It is said that love is of different types: Love for a partner, love for a parent, love for a child, love for the Universe, love for ourselves. Every kind of love is unique, and all of them are of a different breed that cannot be compared to another kind of love because, at the end of the day, all of them are not the same. Isn't love just love?
The concept of love, as we know it today, is a mere bastardization created and propagated by the media and the entertainment industries. Because of such wrongful promotion and bastardization, the idea of love in the eyes of the most vulnerable minds has become synonimous of the feeling of butterflies in the stomach, sex, and dependence to a partner.
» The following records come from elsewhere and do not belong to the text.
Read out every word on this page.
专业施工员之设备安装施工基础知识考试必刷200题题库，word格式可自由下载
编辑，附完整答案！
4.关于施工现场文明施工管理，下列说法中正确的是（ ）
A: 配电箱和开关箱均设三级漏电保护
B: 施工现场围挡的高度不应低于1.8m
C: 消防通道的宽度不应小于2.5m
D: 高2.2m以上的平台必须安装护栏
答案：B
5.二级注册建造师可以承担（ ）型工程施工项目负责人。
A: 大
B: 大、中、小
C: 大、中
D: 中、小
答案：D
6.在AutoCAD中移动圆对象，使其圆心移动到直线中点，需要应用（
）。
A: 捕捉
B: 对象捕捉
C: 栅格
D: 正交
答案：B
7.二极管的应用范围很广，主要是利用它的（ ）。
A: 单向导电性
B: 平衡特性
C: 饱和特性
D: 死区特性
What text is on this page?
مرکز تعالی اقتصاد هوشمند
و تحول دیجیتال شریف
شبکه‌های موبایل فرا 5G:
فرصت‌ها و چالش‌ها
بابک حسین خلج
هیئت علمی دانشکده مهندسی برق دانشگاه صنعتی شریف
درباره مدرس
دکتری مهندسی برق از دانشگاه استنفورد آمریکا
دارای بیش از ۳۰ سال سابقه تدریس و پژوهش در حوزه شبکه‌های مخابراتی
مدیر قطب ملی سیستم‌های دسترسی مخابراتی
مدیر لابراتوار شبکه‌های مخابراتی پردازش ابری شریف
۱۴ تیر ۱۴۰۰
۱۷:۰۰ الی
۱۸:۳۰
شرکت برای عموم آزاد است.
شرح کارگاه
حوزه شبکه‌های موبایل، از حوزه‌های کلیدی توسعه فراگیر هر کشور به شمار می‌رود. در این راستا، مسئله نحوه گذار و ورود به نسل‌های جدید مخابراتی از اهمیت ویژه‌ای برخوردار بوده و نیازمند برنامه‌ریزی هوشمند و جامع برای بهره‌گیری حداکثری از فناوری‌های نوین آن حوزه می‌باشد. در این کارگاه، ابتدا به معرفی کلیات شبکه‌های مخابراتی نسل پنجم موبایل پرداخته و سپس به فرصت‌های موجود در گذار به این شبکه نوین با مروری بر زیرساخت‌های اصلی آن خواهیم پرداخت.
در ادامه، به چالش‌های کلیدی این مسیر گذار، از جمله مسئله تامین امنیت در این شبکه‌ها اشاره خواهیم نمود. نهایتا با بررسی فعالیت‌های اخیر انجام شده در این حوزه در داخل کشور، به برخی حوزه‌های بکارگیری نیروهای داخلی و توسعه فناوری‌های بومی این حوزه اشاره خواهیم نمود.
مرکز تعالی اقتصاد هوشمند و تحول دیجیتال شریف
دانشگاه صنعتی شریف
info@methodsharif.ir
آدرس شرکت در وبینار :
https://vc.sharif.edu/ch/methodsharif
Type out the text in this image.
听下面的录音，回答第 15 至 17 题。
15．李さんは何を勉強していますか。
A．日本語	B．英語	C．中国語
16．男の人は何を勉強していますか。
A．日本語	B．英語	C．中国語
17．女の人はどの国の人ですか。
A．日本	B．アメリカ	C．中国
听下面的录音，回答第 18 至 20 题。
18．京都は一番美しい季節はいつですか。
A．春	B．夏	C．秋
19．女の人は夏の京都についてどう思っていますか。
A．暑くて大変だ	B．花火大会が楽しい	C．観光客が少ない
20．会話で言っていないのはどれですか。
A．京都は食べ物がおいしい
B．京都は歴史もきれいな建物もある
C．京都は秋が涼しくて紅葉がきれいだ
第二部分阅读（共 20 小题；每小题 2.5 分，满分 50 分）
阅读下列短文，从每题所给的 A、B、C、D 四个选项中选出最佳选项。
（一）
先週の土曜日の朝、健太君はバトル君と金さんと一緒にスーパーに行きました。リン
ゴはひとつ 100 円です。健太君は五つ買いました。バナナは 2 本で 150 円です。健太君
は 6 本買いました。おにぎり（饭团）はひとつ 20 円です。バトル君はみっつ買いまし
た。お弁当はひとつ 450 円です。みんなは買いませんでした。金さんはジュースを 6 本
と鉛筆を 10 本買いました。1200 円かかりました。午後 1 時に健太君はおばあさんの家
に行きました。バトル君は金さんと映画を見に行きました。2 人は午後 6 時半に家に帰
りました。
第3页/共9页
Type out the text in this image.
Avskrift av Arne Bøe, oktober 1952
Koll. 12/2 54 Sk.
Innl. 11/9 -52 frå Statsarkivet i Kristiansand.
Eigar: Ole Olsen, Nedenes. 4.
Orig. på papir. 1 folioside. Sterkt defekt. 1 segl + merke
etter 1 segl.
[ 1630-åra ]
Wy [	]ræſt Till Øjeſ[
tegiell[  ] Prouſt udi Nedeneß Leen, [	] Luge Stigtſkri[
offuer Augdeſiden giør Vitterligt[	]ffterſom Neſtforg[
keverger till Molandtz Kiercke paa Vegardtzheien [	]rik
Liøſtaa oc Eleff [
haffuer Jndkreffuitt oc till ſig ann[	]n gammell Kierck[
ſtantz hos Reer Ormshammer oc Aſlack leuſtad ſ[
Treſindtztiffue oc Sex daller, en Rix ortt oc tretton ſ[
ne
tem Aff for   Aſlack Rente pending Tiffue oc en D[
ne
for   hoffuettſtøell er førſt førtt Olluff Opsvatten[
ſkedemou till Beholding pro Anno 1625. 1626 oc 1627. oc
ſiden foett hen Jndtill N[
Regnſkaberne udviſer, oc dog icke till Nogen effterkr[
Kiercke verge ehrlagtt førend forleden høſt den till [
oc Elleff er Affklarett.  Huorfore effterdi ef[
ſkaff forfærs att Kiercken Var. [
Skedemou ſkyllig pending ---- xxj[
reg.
Love has been degraded to a purely physical emotion that people crave to satisfy a need.
Of course, this is where the differentiation of types of love comes into play, as for instance, the love for a child is different in that neither sex nor the butterflies in the stomach are features that appear -although dependence traits still persist-. Likewise, the love for a parent, or for a relative, cannot be the same type of love as the love for a child or for a partner because of unique contexts for each.
Our ancient sages tought us that love is only of a single kind: love is love. As stated by the words of our ancient sages, "love thy neighbour as you love thyself". This well known versicle, also commonly known as 'The Golden Rule', in fact suggests that the love we have for another person not only can, but should, be of the same nature as the love we have for our own self. How is this possible?
The only way in which we can understand all types of loves as one is knowing what love is about. It is necessary to understand that love is not a physical need of our Body; as a matter of fact, love is more intimately connected to our other two levels of existence (Mind and Soul). As such, love is a capacity to which only a deep level of consciousness can grant us access: We can only love someone by bonding to them mentally and spiritually.
To love someone, then, is to connect to them in Mind and Soul. By doing that connection, it is possible for us to get closer to them and actually being able to feel them in a spiritual sense. We can feel their pains, their happiness, their frustrations, their pleasures and their desires. Likewise, we are able to understand their feelings and to connect with them in a way that we care about their lives, ideas, feelings and thoughts in the same way that we would care about our own life, ideas, feelings and thoughts. We care about them as we care about us: The very nature of The Golden Rule.
In that regard, loving a life partner is not different than loving a child, or loving a parent, or loving a neighbour, or even loving the Universe. Love is a bond, a connection that allow two separate entities to compliment and support each other, eventually resembling more a single but well reinforced entity aligned towards fulfillment.